EXPRESSIONISM1905-1933

• A German movements where in artists distort the exterior of people and places to express the interior.

• On an expressionist canvas, a scream distorts not just the face but the whole body. Similarly the madness inside an aslyum twists the architectures itself so that it too looks mad.

CUBISM1908-1920

• This artwork era fractured physical reality into bit-sized units.

• The artists impression of Einsteins theory of relativity – all is relative – what you see depends upon your relativity.

• Pablo Picasso invented Cubism so people could observe all views of a person or an objet at once.

FUTURISM1909-1940

• This artwork era also fractured physical reality into bit-sized units.

• Futurists embraced technology and speed and unfortunately violence and fascism, and this was reflected in the volatile aspect of their work.

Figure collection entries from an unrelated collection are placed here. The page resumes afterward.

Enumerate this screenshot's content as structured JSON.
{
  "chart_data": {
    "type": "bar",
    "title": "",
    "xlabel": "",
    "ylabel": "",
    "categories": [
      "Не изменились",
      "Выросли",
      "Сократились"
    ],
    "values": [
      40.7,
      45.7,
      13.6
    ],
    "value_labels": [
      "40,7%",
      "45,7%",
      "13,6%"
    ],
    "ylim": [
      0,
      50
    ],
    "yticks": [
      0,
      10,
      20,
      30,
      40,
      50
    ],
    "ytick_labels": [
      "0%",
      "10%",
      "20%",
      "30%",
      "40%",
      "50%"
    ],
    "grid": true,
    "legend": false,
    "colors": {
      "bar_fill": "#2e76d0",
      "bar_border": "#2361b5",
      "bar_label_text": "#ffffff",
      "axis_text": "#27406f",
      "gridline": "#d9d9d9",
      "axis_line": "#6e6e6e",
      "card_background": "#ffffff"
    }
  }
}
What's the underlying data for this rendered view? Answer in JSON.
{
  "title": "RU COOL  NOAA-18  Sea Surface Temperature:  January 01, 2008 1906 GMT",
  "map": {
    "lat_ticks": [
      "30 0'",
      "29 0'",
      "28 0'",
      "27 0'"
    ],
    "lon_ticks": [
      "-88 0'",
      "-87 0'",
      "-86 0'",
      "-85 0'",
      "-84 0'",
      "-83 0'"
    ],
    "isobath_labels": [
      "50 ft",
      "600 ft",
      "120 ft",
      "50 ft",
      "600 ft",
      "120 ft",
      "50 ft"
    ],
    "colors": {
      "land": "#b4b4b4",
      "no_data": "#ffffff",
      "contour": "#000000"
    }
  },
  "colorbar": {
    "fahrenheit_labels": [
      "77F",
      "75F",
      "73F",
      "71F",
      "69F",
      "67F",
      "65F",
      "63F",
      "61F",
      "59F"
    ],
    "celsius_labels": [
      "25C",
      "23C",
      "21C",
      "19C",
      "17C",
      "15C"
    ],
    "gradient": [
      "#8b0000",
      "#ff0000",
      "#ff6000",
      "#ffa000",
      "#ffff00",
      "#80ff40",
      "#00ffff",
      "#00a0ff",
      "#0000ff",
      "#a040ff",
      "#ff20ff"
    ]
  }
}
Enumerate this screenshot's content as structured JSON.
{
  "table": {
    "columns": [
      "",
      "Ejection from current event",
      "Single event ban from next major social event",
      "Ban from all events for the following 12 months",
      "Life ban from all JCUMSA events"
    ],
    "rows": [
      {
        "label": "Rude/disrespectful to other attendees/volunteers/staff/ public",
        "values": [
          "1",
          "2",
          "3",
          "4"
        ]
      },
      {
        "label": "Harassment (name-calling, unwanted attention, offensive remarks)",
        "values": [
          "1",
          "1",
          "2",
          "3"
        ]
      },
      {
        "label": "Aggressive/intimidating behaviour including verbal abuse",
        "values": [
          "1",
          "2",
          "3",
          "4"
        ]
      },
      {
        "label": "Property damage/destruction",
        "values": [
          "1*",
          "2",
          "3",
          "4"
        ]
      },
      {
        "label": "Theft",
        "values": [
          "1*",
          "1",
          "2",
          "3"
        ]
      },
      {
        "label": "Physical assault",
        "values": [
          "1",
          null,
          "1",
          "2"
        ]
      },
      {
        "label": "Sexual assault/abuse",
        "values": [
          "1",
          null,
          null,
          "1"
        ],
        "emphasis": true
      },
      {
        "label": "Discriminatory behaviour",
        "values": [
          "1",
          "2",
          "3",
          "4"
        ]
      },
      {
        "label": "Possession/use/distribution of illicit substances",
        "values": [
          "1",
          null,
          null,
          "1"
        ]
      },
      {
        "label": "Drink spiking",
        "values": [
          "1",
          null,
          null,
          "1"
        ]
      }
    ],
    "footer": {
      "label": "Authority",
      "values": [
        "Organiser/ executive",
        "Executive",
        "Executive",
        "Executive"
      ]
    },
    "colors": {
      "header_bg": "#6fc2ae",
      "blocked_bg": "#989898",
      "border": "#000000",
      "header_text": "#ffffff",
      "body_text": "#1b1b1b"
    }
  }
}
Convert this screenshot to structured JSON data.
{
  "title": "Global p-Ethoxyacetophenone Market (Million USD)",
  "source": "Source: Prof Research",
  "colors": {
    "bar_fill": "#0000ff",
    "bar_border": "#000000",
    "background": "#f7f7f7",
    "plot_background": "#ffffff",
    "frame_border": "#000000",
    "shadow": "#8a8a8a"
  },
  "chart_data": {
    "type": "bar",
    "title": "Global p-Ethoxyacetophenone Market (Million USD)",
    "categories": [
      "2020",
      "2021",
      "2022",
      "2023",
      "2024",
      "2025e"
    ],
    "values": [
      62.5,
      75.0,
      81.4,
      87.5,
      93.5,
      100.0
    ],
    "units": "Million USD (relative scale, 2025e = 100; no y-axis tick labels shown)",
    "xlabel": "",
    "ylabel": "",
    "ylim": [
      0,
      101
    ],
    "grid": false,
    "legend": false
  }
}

• Their movement was based mostly in Italy and Pre revolution Russia.

DADA 1916-1920

• In response to WWI, DADA art was aimed to mock the prevailing culture, including mainstream art.

• Its reasoning was that the rational thinking created the war and the antidote to war must be irrational thinking.

SURREALISM1924-1940

• Surrealists hoped to fix humanity by snubbing the rational world. They sought to get in touch with the deeper, instinctual reality of ones unconscious.

• They painted their dreams, and mixed up the order of life in the art by juxtaposing objects that don't’ normally fit together – e.g. a vacuum cleaner plugged into a tree.

CONSTRUCTIVISM1914-1934

• Russian artists of this pre war period refused to make art for galleries or museums. They wanted to create a practical art that ordinary workers could use and that represented the modern utopia that Socialism was supposedly

creating.

DE STIJL 1917-1931

An Artform based on artistic geometry achieved with a few shapes and primary colours – red, blue and yellow along with black and white.

It was believed that there are 2 types of beauty – subjective which is linked to the world and its senses, and objective which is considered universal and abstract.

This artform wanted to depict the objective beauty, so they avoided realism because it awakened subjective feelings.

ABSTRACT EXPRESSIONISM1946-1950

• After WWII German Expressionism emerged and sought to distort the fact of reality (the way human faces are distorted by exttreme feelings, but are still recognisable), beyond all recognition.

• One of the most famous abstract expressionists, Jackson Pollock achieved this effect by throwing paint on his canvases.

POP ART1960’s

• Inspired by advertising and the fantasies of stardom in America after WWII.

• This art is sometimes hard to distinguish from the movies and the ads they borrowed from .

CONCEPTUAL ART1960’s-1970’s

• Inspired by generating concepts or ideas.

• In reality this art is often a type of performance or happening that can be very spontaneous and audience driven.

POSTMODERNISM1970’s-

• Postmodernist thinkers view contemporary society as a fragmented world that has no coherent centre.

• Consequently, postmodernist artists and architects sometimes borrow from the past and mix old styles until they wind up with a new style that reflects contemporary society.